The collapse in oil demand, caused by a price war and the coronavirus pandemic, has left oil producers facing the possibility of being forced to give crude away as they run out of space to store an unprecedented glut of crude.
The price war between Saudi Arabia and Russia has led to an increase in production, which has already sent oil crashing to 18-year lows.
But the health emergency has seen a growing number of countries effectively shut down their borders and bring entire industries to a halt, in a bid to contain the disease. This means that storage facilities, refineries, terminals, ships and pipelines eventually could hit capacity — something that hasn’t happened since 1998, according to Goldman Sachs.
This could lead to traded crude prices hitting zero, and then falling into negative territory, where producers pay to have their crude taken off their hands.
Analysts at Goldman Sachs have warned the outcome of the coronavirus outbreak is “extremely negative for oil prices and is sending landlocked crude prices into negative territory.”
Energy analysts warn that global oil storage could reach its maximum capacity within weeks due to the coronavirus crisis dramatically reducing consumption. Some of the world’s biggest crude producers have started to ramp up their output.
The outbreak of the virus coincides with the collapse of a three-year pact between OPEC and non-OPEC partners to curb oil output, paving the way for oil producers to increase production.
International benchmark Brent crude traded at $27.06 Thursday morning, and has collapsed by over 65% in the first quarter as many oil producers have nowhere to send their crude when refineries shut down.
“The price is trying to go to a level to force companies to keep the oil in the ground. If it has to go negative to incentivize that behavior, then it will,” Jeff Wyll, a senior energy analyst at Neuberger Berman told CNN.
Some obscure grades of oil already have actually dropped below zero as a result of the glut. Wyoming crude grade was recently bid at negative 19 cents a barrel, Bloomberg News reported last week.

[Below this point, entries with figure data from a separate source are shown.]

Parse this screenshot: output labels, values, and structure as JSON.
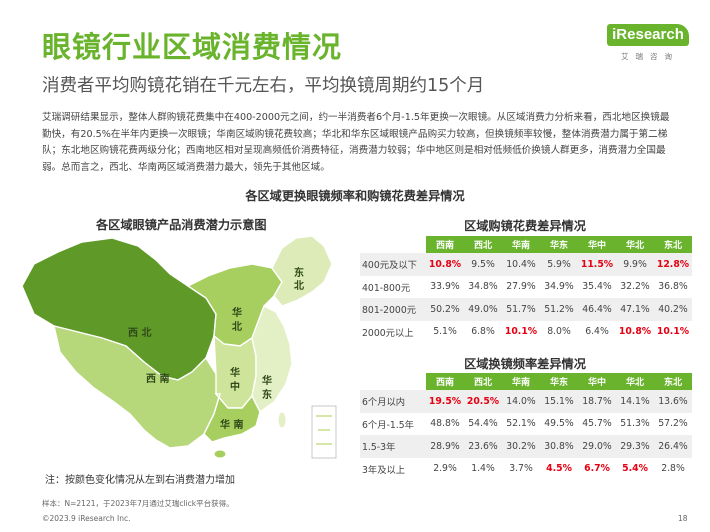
{
  "header": {
    "title": "眼镜行业区域消费情况",
    "subtitle": "消费者平均购镜花销在千元左右，平均换镜周期约15个月"
  },
  "logo": {
    "brand": "iResearch",
    "sub": "艾瑞咨询",
    "color": "#6ab42d"
  },
  "intro": "艾瑞调研结果显示，整体人群购镜花费集中在400-2000元之间，约一半消费者6个月-1.5年更换一次眼镜。从区域消费力分析来看，西北地区换镜最勤快，有20.5%在半年内更换一次眼镜；华南区域购镜花费较高；华北和华东区域眼镜产品购买力较高，但换镜频率较慢，整体消费潜力属于第二梯队；东北地区购镜花费两级分化；西南地区相对呈现高频低价消费特征，消费潜力较弱；华中地区则是相对低频低价换镜人群更多，消费潜力全国最弱。总而言之，西北、华南两区域消费潜力最大，领先于其他区域。",
  "section_title": "各区域更换眼镜频率和购镜花费差异情况",
  "map": {
    "title": "各区域眼镜产品消费潜力示意图",
    "labels": {
      "northeast": "东\n北",
      "northwest": "西  北",
      "north": "华\n北",
      "southwest": "西  南",
      "central": "华\n中",
      "east": "华\n东",
      "south": "华 南"
    },
    "note": "注：按颜色变化情况从左到右消费潜力增加",
    "colors": {
      "dark": "#5f9a28",
      "mid": "#8cc63f",
      "light": "#c8e08a",
      "pale": "#e3efc4",
      "border": "#ffffff"
    }
  },
  "spend_table": {
    "title": "区域购镜花费差异情况",
    "columns": [
      "西南",
      "西北",
      "华南",
      "华东",
      "华中",
      "华北",
      "东北"
    ],
    "rows": [
      {
        "label": "400元及以下",
        "values": [
          "10.8%",
          "9.5%",
          "10.4%",
          "5.9%",
          "11.5%",
          "9.9%",
          "12.8%"
        ],
        "highlight": [
          0,
          4,
          6
        ]
      },
      {
        "label": "401-800元",
        "values": [
          "33.9%",
          "34.8%",
          "27.9%",
          "34.9%",
          "35.4%",
          "32.2%",
          "36.8%"
        ],
        "highlight": []
      },
      {
        "label": "801-2000元",
        "values": [
          "50.2%",
          "49.0%",
          "51.7%",
          "51.2%",
          "46.4%",
          "47.1%",
          "40.2%"
        ],
        "highlight": []
      },
      {
        "label": "2000元以上",
        "values": [
          "5.1%",
          "6.8%",
          "10.1%",
          "8.0%",
          "6.4%",
          "10.8%",
          "10.1%"
        ],
        "highlight": [
          2,
          5,
          6
        ]
      }
    ]
  },
  "freq_table": {
    "title": "区域换镜频率差异情况",
    "columns": [
      "西南",
      "西北",
      "华南",
      "华东",
      "华中",
      "华北",
      "东北"
    ],
    "rows": [
      {
        "label": "6个月以内",
        "values": [
          "19.5%",
          "20.5%",
          "14.0%",
          "15.1%",
          "18.7%",
          "14.1%",
          "13.6%"
        ],
        "highlight": [
          0,
          1
        ]
      },
      {
        "label": "6个月-1.5年",
        "values": [
          "48.8%",
          "54.4%",
          "52.1%",
          "49.5%",
          "45.7%",
          "51.3%",
          "57.2%"
        ],
        "highlight": []
      },
      {
        "label": "1.5-3年",
        "values": [
          "28.9%",
          "23.6%",
          "30.2%",
          "30.8%",
          "29.0%",
          "29.3%",
          "26.4%"
        ],
        "highlight": []
      },
      {
        "label": "3年及以上",
        "values": [
          "2.9%",
          "1.4%",
          "3.7%",
          "4.5%",
          "6.7%",
          "5.4%",
          "2.8%"
        ],
        "highlight": [
          3,
          4,
          5
        ]
      }
    ]
  },
  "footer": {
    "sample": "样本：N=2121，于2023年7月通过艾瑞click平台获得。",
    "copyright": "©2023.9 iResearch Inc.",
    "page": "18"
  },
  "colors": {
    "accent": "#6ab42d",
    "highlight_red": "#e60012"
  }
}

Following weeks of a price war with Saudi Arabia, Russia announced it will not increase crude production given the oversupply in the global market. The growing tension between the former OPEC member and other major players led to US President Donald Trump announcing a meeting with Saudi Arabia and Russia with the goal of staunching the historic plunge in oil prices.
In the fallout from Moscow rejecting an oil production pact with Saudi Arabia, shares of Russian oil companies plunged in March. State-owned Rosneft recorded a 20% drop — equivalent to a $15bn fall in value — while Gazprom shares crashed by almost 25% initially, before regaining some ground to stand 15% down.